Fichage des allocataires : "Une offensive idéologique méthodique de l'aile dure de l'UMP"

Publié le par Fédération PRG de Charente-Maritime

affiche primaire J-M Baylet

Tribune de J-M Baylet dans LeMonde.fr  / ou lesprimairescitoyennes.fr

 

Jamais à court de provocation quand il s’agit de stigmatiser plus pauvres, l’UMP vient de proposer la création d’un fichier central des allocataires sociaux.

 

L’objectif est louable : il s’agit de lutter contre la fraude. Le remède, en revanche, est disproportionné : la création d’un fichier d’Etat regroupant l’ensemble des allocataires sociaux, soit 15 millions de Français, si l’on inclut les titulaires de minima sociaux, les chômeurs, les adultes handicapés et les bénéficiaires d’allocations familiales, ainsi que tous les Français qui emploient un salarié à domicile. Celui-ci viendra s’ajouter aux 44 fichiers de police qui ont déjà été créés depuis 2007, et sera probablement le plus colossal puisque chaque Français pourra y être inscrit avec toutes les conséquences que nous pouvons redouter.

 

Coup médiatique ou tentative de passage en force au cœur de l’été ? A entendre M. Mariani, on aurait pu se dire qu’il s’agit d’une nouvelle polémique estivale destinée à séduire les électeurs du Front national. Mais la réaction immédiate de M. Bertrand est sans ambiguïté : il s’agit bien d’une volonté gouvernementale et le fichier sera opérationnel d’ici à la fin de l’année !

 

C’est aller vite en besogne lorsqu’on sait que la constitutionnalité d’un tel fichier est douteuse. Ce fichier conduirait en effet à croiser les fichiers existants détenus par l’Etat, par les différentes caisses de sécurité sociale ainsi que par les collectivités locales qui gèrent les allocataires sociaux.
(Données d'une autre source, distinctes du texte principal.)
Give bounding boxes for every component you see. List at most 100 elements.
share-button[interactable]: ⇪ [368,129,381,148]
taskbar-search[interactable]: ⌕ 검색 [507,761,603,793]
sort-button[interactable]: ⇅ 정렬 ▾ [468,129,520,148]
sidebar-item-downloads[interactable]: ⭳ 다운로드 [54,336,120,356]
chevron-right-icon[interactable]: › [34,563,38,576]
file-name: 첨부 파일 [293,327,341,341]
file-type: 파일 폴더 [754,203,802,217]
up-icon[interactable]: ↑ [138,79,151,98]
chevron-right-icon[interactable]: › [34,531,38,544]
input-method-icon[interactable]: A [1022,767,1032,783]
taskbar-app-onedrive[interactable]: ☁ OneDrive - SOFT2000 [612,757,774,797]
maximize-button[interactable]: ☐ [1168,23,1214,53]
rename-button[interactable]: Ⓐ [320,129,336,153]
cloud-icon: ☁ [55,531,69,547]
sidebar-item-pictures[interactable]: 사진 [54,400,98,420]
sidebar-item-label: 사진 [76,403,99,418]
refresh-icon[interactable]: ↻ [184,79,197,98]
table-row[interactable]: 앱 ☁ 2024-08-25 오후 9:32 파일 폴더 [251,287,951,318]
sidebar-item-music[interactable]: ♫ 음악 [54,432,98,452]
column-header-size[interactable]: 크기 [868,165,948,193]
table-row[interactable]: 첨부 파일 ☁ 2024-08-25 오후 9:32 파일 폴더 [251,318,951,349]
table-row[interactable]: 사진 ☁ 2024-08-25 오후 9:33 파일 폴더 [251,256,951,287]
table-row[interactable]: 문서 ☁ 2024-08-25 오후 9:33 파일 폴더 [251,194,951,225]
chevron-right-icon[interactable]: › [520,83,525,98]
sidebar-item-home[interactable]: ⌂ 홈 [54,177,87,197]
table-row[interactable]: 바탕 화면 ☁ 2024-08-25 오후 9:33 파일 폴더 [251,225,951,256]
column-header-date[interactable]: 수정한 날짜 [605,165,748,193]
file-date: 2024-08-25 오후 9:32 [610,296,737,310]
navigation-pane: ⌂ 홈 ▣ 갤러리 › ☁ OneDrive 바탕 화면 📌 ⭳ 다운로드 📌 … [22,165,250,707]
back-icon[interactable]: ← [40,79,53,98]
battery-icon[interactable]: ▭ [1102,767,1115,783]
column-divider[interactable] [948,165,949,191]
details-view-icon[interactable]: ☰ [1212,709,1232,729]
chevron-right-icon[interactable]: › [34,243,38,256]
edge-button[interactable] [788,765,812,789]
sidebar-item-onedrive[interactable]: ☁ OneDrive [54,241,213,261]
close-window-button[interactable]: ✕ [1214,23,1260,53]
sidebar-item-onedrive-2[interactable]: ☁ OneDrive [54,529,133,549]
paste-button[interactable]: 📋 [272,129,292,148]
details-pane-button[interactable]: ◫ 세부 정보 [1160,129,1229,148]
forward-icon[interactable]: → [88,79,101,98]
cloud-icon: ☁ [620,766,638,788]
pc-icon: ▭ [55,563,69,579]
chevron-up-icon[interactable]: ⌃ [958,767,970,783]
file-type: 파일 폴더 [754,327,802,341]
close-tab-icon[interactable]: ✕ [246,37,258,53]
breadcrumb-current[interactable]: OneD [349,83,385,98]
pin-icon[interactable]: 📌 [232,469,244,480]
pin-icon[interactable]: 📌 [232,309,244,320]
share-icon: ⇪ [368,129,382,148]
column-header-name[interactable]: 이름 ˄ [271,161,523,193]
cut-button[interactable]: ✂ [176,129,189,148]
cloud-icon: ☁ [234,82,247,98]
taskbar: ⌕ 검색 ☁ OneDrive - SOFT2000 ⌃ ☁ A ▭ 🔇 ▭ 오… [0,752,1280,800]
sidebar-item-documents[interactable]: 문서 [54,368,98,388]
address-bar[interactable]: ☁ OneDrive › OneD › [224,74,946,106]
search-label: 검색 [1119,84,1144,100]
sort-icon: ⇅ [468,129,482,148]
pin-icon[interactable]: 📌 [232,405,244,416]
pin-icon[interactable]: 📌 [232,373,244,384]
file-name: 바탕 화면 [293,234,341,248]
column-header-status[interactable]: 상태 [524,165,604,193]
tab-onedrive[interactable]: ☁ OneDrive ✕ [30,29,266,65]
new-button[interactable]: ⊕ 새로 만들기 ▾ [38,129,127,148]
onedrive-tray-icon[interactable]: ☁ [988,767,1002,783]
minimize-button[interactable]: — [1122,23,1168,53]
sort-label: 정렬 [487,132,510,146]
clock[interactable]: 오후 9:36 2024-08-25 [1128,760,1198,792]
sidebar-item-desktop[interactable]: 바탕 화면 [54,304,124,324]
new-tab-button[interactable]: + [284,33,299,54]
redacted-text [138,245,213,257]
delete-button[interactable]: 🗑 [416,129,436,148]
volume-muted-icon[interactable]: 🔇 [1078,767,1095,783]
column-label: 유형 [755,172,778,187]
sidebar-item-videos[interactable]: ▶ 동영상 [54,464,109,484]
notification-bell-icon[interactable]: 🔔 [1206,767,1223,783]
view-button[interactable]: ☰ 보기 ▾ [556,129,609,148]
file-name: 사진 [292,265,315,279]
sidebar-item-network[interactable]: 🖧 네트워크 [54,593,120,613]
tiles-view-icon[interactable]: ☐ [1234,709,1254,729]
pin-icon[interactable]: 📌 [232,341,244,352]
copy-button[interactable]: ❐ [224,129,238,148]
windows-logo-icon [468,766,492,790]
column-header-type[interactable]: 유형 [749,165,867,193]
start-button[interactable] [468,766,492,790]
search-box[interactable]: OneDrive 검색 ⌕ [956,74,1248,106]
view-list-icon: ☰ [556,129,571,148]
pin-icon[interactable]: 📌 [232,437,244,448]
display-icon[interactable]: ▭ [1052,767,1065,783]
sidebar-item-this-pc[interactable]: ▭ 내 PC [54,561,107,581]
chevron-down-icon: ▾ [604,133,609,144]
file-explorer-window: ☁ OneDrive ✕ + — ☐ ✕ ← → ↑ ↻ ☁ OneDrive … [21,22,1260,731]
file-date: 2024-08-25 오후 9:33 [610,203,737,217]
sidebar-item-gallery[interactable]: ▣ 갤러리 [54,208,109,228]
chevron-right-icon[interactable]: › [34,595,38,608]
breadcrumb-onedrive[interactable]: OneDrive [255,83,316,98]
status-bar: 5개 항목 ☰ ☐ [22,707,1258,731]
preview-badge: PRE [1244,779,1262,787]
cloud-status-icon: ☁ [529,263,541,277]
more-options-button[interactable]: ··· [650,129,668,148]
Or la CNIL a plusieurs fois réaffirmé dans son rapport annuel et ses délibérations qu’un tel croisement n’était pas possible juridiquement parce qu’il permettrait à n’importe quelle administration d’obtenir des informations protégées auxquelles la loi interdit d’avoir accès.

 

Le Conseil d’Etat et le Conseil constitutionnel ne manqueront pas d’annuler ce fichier au nom de l’atteinte aux libertés publiques : une mesure de police, car c’en est une, doit être proportionnée à l’objectif qu’elle recherche. Les administrations peuvent s’échanger des informations sous le contrôle du juge, comme c’est le cas actuellement, mais elles n’ont pas le droit de constituer un fichier général commun, a fortiori s’il porte sur plusieurs millions de personnes.

 

Alors pourquoi une telle proposition ? M. Bertrand en fait un objectif de réduction des déficits publics. Le gouvernement croit-il sérieusement que c’est en fichant les allocataires sociaux qu’il va résorber les déficits abyssaux qu’il lègue à la France ? La fraude aux prestations sociales (indemnités d’arrêts maladie, allocations familiales, RSA, etc.) représenterait entre 2 et 3 milliards d’euros selon le rapport du député UMP Dominique Tian. Mais le même rapport évalue entre 8 et 15,8 milliards d’euros le manque à gagner lié à la fraude aux prélèvements sur les cotisations patronales et salariales. Cette fraude aux cotisations représente cinq fois l’équivalent de la fraude aux prestations !

 

La véritable intention du gouvernement dans cette affaire n’est pas de lutter contre les déficits mais de légitimer dans l’opinion l’idée d’un contrôle social renforcé et d’un fichage généralisé de la société. Les républicains ne doivent pas s’y tromper : il ne s’agit en rien d’une vulgire opération de communication mais bien d’une offensive idéologique méthodique, menée par l’aile dure de l’UMP sur des idées qui furent celles du FN, et qui conduit du fichage des enfants délinquants au le fichier Edvige, en passant par les tests ADN.

 

L’objectif est de réhabiliter une vision réactionnaire de la société fondée sur le contrôle social des individus.

 

Il est temps que les partisans des grandes libertés publiques qui ont fait la France se réveillent et prennent position plus vigoureusement qu’ils ne le font aujourd’hui pour défendre l’héritage républicain de nos libertés. L’alternance en 2012 sera à ce prix car la bataille de l’opinion est loin d’être gagnée.